Die Protagonistin Franziska mit einer Vision und großen Ambitionen zur Rettung ihrer sinkenden Welt wird nicht einmal von einem Freund Tom ernst genommen. Seine Liebeserklärung beim Treffen in einer Bar untergräbt kurzzeitig ihre Ernsthaftigkeit. Wortwörtlich ist es eine Liebes- Erklärung. Denn es bedarf zusätzlicher Informationen, dass seine Gefühle, Liebe im Allgemeinen und speziell seine, wichtiger sind als alles andere und Franziska die Situation verkennt. Die Prioritäten falsch setzt. Die Erklärung ist in der Situation unangebracht und dient nicht ihrer Unterstützung. Aber immerhin hat Tom ihre Rede gegengelesen und korrigiert. Das Ende der Rede komplett umgeschrieben. Mit dieser Rede möchte sie vor den Bürgermeister treten und den Untergang aufhalten.

Beim Bürgermeister hört dieser ihr zu und zeigt sich auch augenscheinlich begeistert, den Schluss der Rede lobt er in höchsten Tönen. Was daran so besonders sein soll, bleibt offen. Am Ende ehrt er Franziska mit einer Goldmedallie und einem feuchten Händedruck.

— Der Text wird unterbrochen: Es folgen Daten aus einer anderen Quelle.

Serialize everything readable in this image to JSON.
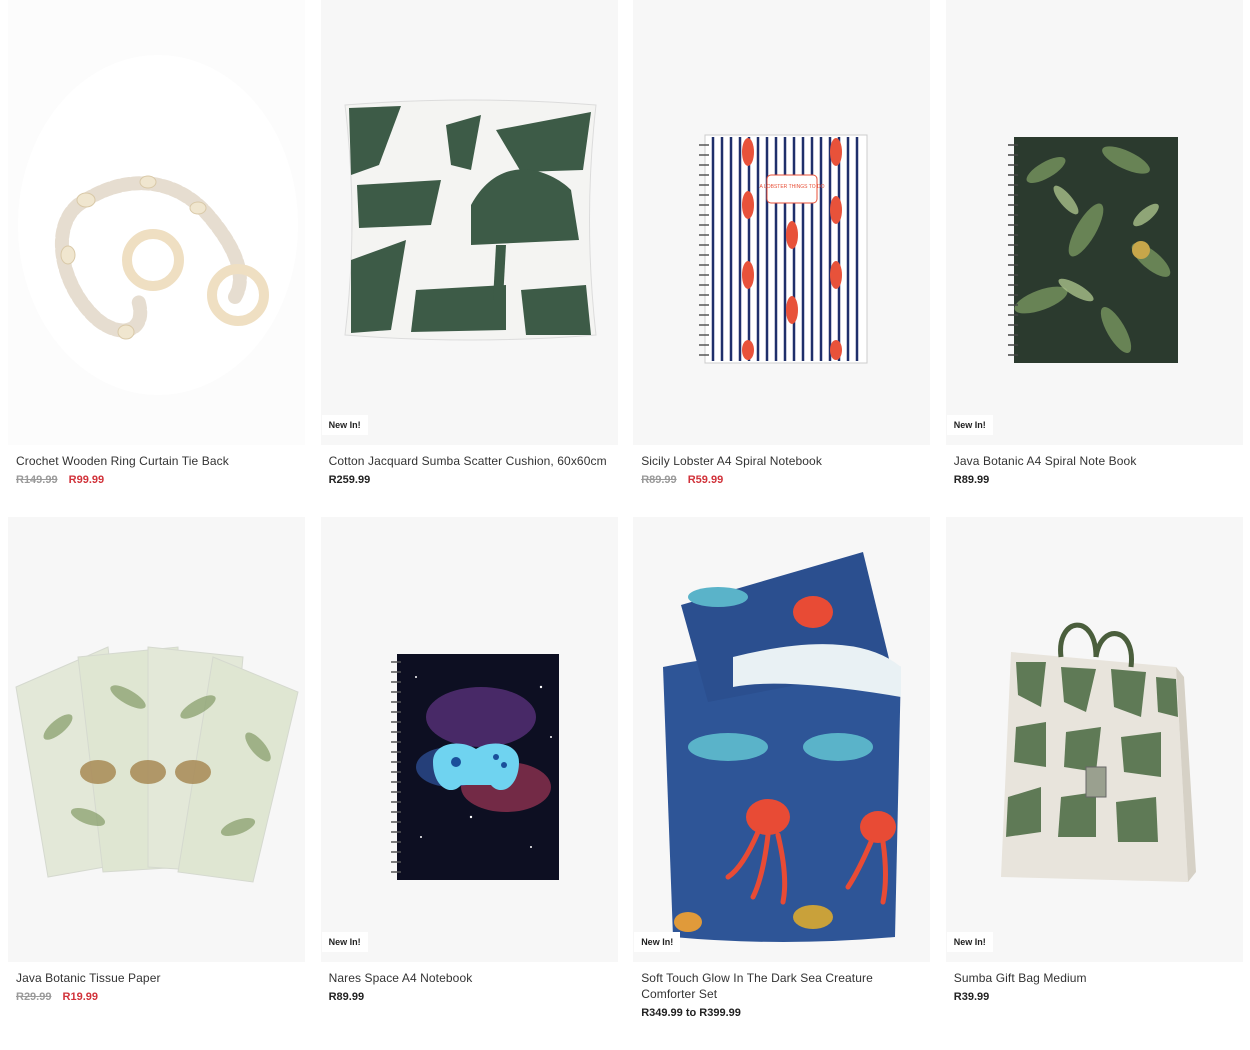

Die Ironie dabei ist, dass gerade Gold und Steine wie die der Kathedrale als Rettung des Luftschiffes über Bord geworfen werden könnten. In der letzten Szene zurück in der Bar erklärt die ursprüngliche Heldin ihre Mission für erfolgreich, sich selbst als zufrieden. Beinah Gehirn gewaschen wirkt sie und ich frage mich, ob das einem männlichen Hauptdarsteller ebenfalls so ergangen wäre. Abschließend werden die Beiden dazu aufgefordert, sich festzuhalten, da das absinkende Schiff in Turbulenzen gerät.

Innerhalb von diesen 13 Minuten schaffen es Ivan Dubrovin und alle Mitwirkenden eine Vielzahl von Themen anzuspielen. Manche davon metaphorisch dargestellt, andere ziemlich deutlich. Welche davon wahrgenommen werden, hängt vermutlich zu großen Teilen mit der Wahrnehmung, dem Filter der Zuschauenden zusammen. Das abstürzende Luftschiff als Sinnbild der globalen Klimakrise, wofür auch die internationale Zusammenstellung der Bewohnenden stehen würde, Kapitalismuskritik mit der Lösung, das Gold über Bord zu werfen. Vielleicht sogar Kirchenkritik. Die schweren Steine der Kathedrale, das Unverrückbare, beschleunigen den Untergang. Dann die Auseinandersetzung mit Vorurteilen und abschließend noch die Kraft des Honig-ums-Maul-Schmierens und die Stärken beziehungsweise Schwächen von Frauen. Das sind zumindest die Themen, die ich sehe.

Dabei beantwortet der Film keine offene Fragen, stellt keine Lösungen vor. Die Figuren und ihre Handlungsweisen sind gleichzeitig vorhersehbar und im nächsten Augenblick überraschend. Da der Handlungsort, das Luftschiff, klar abgegrenzt ist und die Situationen künstlerisch überspitzt dargestellt sind, kann der Film wie eine Lupe wirken. Große gesellschaftliche Probleme in Kurzfilmlänge dargestellt.


Text: Greta Markfort

Dieser Film läuft in Block 5 des Wettbewerbs JUNGER FILM beim FiSH – Filmfestival im Stadthafen.